Tight labour laws and excessive government regulation have stifled productivity in this country. But the massive growth of the financial sector is likely a factor too.

Underpinned by valuable implicit guarantees that give banks artificially cheap access to loans, banks’ size rose to unprecedented heights, drenching the economy with loans in the process. The total value of loans in Australia, about $2.1 trillion, as a fraction of national income has risen from around 80 per cent fifteen years ago to above 140 per cent today.
Government subsidies helped too. The Productivity Commission shows the finance sector receives more federal government budgetary aid than the car industry: $615 million last year.
Banks are meant to serve commerce, not undermine it, yet growth in financial services has been elbowing the real economy out of the way relentlessly since the 1980s, cheered on by regulators and governments.
International bureaucrats are finally starting to concede this might not be a good thing.
The chief economist of the world’s pre-eminent banking body, the Bank for International Settlements, recently examined 50 advanced and developing countries, including Australia, over 30 years to 2009, and concluded that credit growth reduced income growth per worker when it passed about 100 per cent of national income - far below the level it has exceeded in Australia.
The BIS economist found also that banks had become a black hole for national productivity, sucking in the most educated and talented employees, which in turn stifled innovation in other parts of the economy, especially high-end manufacturing.
International Monetary Fund research, which reached similar conclusions, pointed out: “Almost all of the countries which have been most affected by the [global financial crisis]—Iceland, the US, Ireland, the UK, Spain and Portugal—in 2006 had credit thresholds above 110 per cent.”
Large financial sectors make economies more vulnerable to devastating financial crises and direct swathes of the labour force into jobs in which the social benefits are questionable.
For instance, only about 10 per cent of the global value of derivative contracts (more than $650 trillion in December) are with non-financial firms. Much of the rest is speculation among financial firms. One of the most popular derivatives among banks is the ‘credit default swap’ whereby banks can ‘insure’ themselves against the bankruptcy of other banks, companies and governments to which they have no exposure at all.
This is akin to you buying fire insurance for someone else’s house burning down, which you cannot do for good reason.
Where once bright graduates might have been drawn to science or engineering - even journalism! - for many years now too many of them have wanted to work for banks.
The explosion of loans in Australia has also corrupted the country’s understanding of what drives prosperity. Adam Smith said the cheapness of necessities measured a nation’s wealth. Yet today we hanker for accommodation, the second most important necessity of life, to be ever more expensive. Rising house prices impoverish renters yet leave homeowners essentially no richer than before, assuming they want to live somewhere.
The need to borrow ever larger sums for what houses, which are in effect consumption goods like bread and milk, soaks up a big chunk of available loans which would otherwise have gone to businesses to invest. A little more than 10 years ago the value of loans to businesses in Australia exceeded the value of loans to homeowner-occupiers and investors. Now business loans are close to half the value of housing loans.

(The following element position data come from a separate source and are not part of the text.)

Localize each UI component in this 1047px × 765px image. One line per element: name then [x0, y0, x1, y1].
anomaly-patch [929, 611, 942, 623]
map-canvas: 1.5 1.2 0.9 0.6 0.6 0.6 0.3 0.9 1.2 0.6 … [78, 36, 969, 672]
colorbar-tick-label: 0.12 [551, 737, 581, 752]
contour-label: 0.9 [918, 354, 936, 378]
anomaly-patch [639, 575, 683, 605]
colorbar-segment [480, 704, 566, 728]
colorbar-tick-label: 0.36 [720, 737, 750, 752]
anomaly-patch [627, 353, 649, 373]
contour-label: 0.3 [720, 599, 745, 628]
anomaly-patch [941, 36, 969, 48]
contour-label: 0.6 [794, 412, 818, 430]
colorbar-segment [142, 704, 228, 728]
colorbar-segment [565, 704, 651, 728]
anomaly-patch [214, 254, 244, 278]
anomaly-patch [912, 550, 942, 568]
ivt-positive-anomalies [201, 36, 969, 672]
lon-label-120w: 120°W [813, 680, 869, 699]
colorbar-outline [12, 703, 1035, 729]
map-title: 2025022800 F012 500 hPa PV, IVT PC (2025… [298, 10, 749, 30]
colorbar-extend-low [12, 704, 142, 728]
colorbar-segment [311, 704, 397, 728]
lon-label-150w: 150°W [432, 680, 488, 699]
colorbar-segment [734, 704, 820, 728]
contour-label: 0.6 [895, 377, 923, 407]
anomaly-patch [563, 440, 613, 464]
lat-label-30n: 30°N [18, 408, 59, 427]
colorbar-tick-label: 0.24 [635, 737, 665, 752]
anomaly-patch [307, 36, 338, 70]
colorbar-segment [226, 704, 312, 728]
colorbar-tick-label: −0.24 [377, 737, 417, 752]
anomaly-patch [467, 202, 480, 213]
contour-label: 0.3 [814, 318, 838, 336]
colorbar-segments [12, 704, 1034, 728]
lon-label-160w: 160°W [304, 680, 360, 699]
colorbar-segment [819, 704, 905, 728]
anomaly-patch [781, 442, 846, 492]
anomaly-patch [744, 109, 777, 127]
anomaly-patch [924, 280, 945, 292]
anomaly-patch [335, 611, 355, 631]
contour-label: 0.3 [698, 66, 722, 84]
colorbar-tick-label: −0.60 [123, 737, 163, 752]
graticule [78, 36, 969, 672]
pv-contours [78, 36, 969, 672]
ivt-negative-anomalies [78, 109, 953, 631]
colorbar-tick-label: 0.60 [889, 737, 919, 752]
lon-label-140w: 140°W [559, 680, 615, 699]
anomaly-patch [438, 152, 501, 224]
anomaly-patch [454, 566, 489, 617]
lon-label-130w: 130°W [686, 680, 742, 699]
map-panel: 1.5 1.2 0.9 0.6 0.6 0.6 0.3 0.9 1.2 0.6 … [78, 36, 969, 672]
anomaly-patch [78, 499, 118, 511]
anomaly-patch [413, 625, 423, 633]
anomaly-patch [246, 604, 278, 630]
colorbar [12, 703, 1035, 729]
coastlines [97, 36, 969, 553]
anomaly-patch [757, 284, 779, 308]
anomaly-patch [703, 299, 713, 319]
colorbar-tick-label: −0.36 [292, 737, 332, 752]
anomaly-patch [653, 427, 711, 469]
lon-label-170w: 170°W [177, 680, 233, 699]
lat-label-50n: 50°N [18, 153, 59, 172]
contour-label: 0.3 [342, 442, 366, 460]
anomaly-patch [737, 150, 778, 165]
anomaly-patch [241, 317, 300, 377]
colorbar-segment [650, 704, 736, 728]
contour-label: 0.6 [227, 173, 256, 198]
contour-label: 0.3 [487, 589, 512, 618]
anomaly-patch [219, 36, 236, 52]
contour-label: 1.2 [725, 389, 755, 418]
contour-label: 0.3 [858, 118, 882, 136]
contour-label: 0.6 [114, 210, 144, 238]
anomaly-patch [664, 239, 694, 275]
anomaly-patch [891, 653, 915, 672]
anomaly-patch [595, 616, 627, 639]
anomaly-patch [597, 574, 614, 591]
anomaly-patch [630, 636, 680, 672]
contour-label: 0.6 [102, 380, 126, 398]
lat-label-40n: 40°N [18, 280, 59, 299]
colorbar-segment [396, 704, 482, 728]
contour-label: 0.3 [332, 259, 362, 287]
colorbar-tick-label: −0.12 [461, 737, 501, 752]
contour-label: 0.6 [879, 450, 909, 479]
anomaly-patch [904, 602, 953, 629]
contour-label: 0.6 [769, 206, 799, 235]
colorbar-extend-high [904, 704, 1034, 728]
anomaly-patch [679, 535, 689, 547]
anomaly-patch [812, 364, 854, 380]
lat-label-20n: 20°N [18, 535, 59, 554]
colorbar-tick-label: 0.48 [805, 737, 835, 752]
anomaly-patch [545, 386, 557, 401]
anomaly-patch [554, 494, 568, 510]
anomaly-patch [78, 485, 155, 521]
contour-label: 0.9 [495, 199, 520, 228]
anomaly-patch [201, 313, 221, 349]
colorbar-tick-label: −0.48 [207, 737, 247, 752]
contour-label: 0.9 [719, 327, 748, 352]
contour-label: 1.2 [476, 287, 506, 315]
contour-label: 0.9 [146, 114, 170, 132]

In the 18th and 19th centuries, economists debated which economic activities generated real wealth: agriculture, commerce or services. That debate ended in the 20th century with the triumph of the ‘national accounts’ and the mindless obsession with GDP that accompanied it. GDP assumes all incomes and expenditures are of equal value when they are clearly not.
In the wake of the LIBOR scandal in London we are hearing yet more calls for regulation of finance, yet the world simply needs less finance. Barclays Bank and possibly other giant banks had for years been quietly rigging the interest rate that underpins a big slice of global financial contracts.
Some good will come of the scandal if it bolsters doubt about the value of a bloated financial sector. Before Australian policy makers aim to grow Australia’s financial sector beyond its already massive scale, they should look closely at what that’s done to Britain, its industrial base and cohesion of British society.